As we all look forward to celebrating our favorite holiday traditions, we’re sharing one from Dave M., a member of the Williams-Sonoma Wine team. Here, he shares a custom of gift-giving that’s become a special ritual in his family, reminding us to slow down and share an experience we’ll remember forever.
A friend of mine once told me a story: “It’s said in Barolo that on the celebration of your wedding you are given Barolo, to be enjoyed on the day of the birth of your first grandchild.” Not coming from Piedmont, or even Italy at all, I haven’t been able to verify whether this is Italian wisdom or urbano legenda. But I love it either way. The Piemontese, it seems, aren’t messing around.
My friend told me this story as I was strategizing a wine purchase. You see, a few years ago I began buying each of my two young nephews wine for Christmas. Mind you, they were 2 and 5 when I started, so they weren’t paying a lot of attention to these gifts, and we certainly weren’t planning on opening the wine anytime soon. That’s why I was looking at Baroli. I needed something that could cruise into middle age gracefully (the wine, not theirs). I wanted the Sean Connery of wine – brawny but sophisticated, classy and seemingly timeless. I landed on a pair of vineyard designates from the superlative 1996 vintage from an ‘old-school’ producer still making wine with the traditional amount of stuffing needed to go the distance.
That was the second year of my giving wine to the boys. The first year I had chosen birth-year California Cabernet. It’s an interesting process looking for California wine that will age gracefully for 20+ years. Mind you, this was the early ‘00s, so most local producers weren’t knocking out wine with the integrity to lay down and develop for a couple of decades. So I had to be careful. To start this collection, I chose a 1999 Ch. Montelena Estate and a 1996 Dunn Howell Mountain – wines that should be so gorgeous when we are ready for them that I can barely stand to keep waiting.
Since I have added German Rieslings, Chateauneuf du Papes, Burgundies, Bordeaux, more Barolo, and other treats, all resting comfortably in their chilly incubator, while we wait and watch the boys grow.
I occasionally allow myself the opportunity of fantasizing about how we’ll enjoy these wines. Will we start at a family Christmas dinner? Maybe a 21st birthday? (Unlikely – I mean, let’s be honest.) Maybe open a couple at a wedding perhaps? I like that thought.
And that is really the idea. Wine for me and my family isn’t simply a nice beverage to go with dinner. It’s an experience in a bottle – a life event made better, more special, more memorable. It’s a marker of an occasion, of history being made. It’s an opportunity to slow down and create a celebration with friends and family – to simply enjoy what I call “life beautiful.”

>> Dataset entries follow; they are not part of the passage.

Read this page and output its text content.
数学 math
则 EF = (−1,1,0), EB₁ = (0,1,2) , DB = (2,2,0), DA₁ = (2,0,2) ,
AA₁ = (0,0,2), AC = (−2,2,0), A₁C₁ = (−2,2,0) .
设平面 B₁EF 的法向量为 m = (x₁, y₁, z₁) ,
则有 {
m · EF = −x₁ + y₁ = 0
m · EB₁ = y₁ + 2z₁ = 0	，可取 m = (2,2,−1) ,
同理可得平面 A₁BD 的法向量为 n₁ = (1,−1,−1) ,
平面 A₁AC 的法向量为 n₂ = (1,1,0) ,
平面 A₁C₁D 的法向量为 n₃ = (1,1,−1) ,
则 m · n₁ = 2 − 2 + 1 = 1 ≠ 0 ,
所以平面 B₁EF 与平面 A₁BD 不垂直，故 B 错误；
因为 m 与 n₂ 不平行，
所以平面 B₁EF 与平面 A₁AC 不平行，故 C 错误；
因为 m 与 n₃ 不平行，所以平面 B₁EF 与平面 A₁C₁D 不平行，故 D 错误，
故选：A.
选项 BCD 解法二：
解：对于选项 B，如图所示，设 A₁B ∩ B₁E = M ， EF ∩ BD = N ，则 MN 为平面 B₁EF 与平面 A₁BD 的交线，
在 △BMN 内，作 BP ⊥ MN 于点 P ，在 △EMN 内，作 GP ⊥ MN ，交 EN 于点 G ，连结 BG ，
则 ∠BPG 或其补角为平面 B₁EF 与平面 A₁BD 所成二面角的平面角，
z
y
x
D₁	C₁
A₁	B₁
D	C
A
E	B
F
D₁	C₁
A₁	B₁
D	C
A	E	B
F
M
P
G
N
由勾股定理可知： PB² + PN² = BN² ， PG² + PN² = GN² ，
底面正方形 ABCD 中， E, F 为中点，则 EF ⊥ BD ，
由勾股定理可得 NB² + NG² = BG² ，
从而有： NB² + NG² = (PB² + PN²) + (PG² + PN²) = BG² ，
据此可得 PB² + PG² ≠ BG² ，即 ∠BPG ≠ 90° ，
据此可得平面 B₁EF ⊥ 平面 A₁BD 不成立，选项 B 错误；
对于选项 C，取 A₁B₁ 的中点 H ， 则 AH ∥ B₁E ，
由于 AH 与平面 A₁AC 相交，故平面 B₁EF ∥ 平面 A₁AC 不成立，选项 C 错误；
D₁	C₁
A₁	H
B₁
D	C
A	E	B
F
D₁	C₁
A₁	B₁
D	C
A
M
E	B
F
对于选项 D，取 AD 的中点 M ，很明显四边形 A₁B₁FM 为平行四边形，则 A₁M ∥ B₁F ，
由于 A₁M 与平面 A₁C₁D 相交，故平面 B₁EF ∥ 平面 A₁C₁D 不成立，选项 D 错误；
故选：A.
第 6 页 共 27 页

Nearly two years ago, my wife and I were blessed with that most incomparable joy of welcoming our own child into the family – a son. The indescribable happiness he brings us every day is in itself a celebration of life beautiful. I can only fantasize about what he’ll be like as an adult, but I can’t wait to pop the first cork of the wine I’ll be putting away for him as he grows. Maybe we’ll enjoy that first bottle with his cousins and some of their wine too. Life beautiful, indeed.